In a further irony, it could also prompt companies to freeze the amount of pension benefits employees can accrue, Warshawsky said.

But the overall economic effects may be more complicated, pension specialists said. Funding shortfalls will force companies to boost their pension investments, contributing to demand for stocks and bonds.

Mercer's monthly snapshot of corporate pension plans focuses on those offered by employers in the Standard and Poor's index of 1,500 big corporations. As of Dec. 31, 2008, 772 of those companies offered traditional pensions. Using the accounting methods companies must follow when they prepare their financial statements, Mercer estimated that the S&P 1,500 pension plans held enough assets overall to cover only 75 percent of their obligations, down from 104 percent at the end of 2007. Precise figures won't be available until companies issue their annual reports for 2008 in the coming months.

Pension deficits are far from unprecedented. As recently as March 2003, the funding level for plans in Mercer's study was 73.2 percent.

When pension plans are underfunded, companies are required to plow enough additional money into the funds each year to correct the imbalance over several years. This year, Mercer estimates that the companies in its study will end up reporting about $70 billion of pension expenses, up from about $10 billion in 2008. That would equate to an 8 percent reduction in annual profits compared to 2007, the most recent year for which companies have reported full annual results, Mercer said.

Watson Wyatt looked at the issue from a different angle but found a similar trend. It tried to assess in aggregate the condition of all pension plans sponsored by individual corporations in the United States, and it used a different set of measures -- the rules that govern the actual amount of cash companies must plow into their pension funds.

Watson Wyatt estimates that corporate pension plans began 2009 with $1.63 trillion in assets and $2.12 trillion in liabilities, Warshawsky said. The firm estimates that companies will have to more than double their contributions to pension plans this year, to $111.2 billion from $50.5 billion in 2008, he said.

Both Mercer and Watson Wyatt advise companies on employee benefits.

Some business groups have been calling for relief from the federal law that would force them to boost pension fund contributions in the short run, and the government has already eased some requirements. Relaxing the requirements could entail a different compromise -- the health of the pension plans.

Even before the current recession, traditional pension plans that promise fixed retirement benefits were an endangered species for workers in the private sector.
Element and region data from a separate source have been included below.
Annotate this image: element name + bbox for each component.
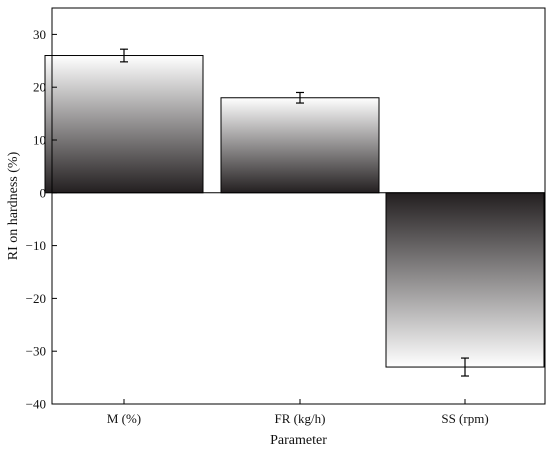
y-tick-label: −10 bbox=[26, 238, 46, 253]
y-tick-label: 20 bbox=[33, 80, 46, 95]
y-tick-label: −30 bbox=[26, 344, 46, 359]
bar bbox=[385, 192, 545, 368]
y-tick-label: 10 bbox=[33, 133, 46, 148]
y-tick-label: 30 bbox=[33, 27, 46, 42]
y-tick-label: 0 bbox=[40, 185, 47, 200]
bar bbox=[220, 97, 380, 194]
y-axis: 30 20 10 0 −10 −20 −30 −40 bbox=[26, 27, 57, 412]
y-tick-label: −40 bbox=[26, 397, 46, 412]
y-tick-label: −20 bbox=[26, 291, 46, 306]
plot-frame bbox=[51, 7, 546, 405]
bar bbox=[44, 55, 204, 194]
x-axis-title: Parameter bbox=[270, 433, 327, 448]
x-tick-label: M (%) bbox=[107, 411, 141, 426]
x-tick-label: FR (kg/h) bbox=[275, 411, 326, 426]
x-axis: M (%) FR (kg/h) SS (rpm) bbox=[107, 399, 489, 426]
y-axis-title: RI on hardness (%) bbox=[6, 151, 21, 260]
x-tick-label: SS (rpm) bbox=[441, 411, 488, 426]
bars-group bbox=[44, 48, 545, 377]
They have largely been supplanted by 401(k) plans, which offer no guaranteed payouts.

Like pension funds, Americans' 401(k) accounts have generally plummeted over the past year, and some companies have added to the strain by cutting matching contributions.

Whether the responsibility rests with corporate pension fund managers or individual employees managing their own accounts, the nation's ability to convert relatively low savings rates into comfortable retirements depends on investments not merely outstripping inflation but delivering strong and stable returns over the long run. That proposition has been sorely tested of late.

Keith Ambachtsheer, an advisor to pension funds, says the nation may be in store for "a radical rethinking of how we deliver pensions to private-sector workers."

Increasingly, the burden may fall to taxpayers, as it has with other aspects of the nation's financial trouble, said Kent Smetters, an associate professor at the University of Pennsylvania's Wharton School.

When companies go bankrupt and are unable to shoulder their pension obligations, the federally chartered Pension Benefit Guaranty Corporation steps in and covers the shortfall, subject to legal limits that would leave many higher paid workers with smaller pensions than they had been promised.

The PBGC is funded through insurance premiums paid by employer-sponsored pension funds, but Smetters predicted that the PBGC eventually will need a federal bailout.

As of Sept. 30, when its last fiscal year ended, the PBGC reported a deficit of $11.15 billion.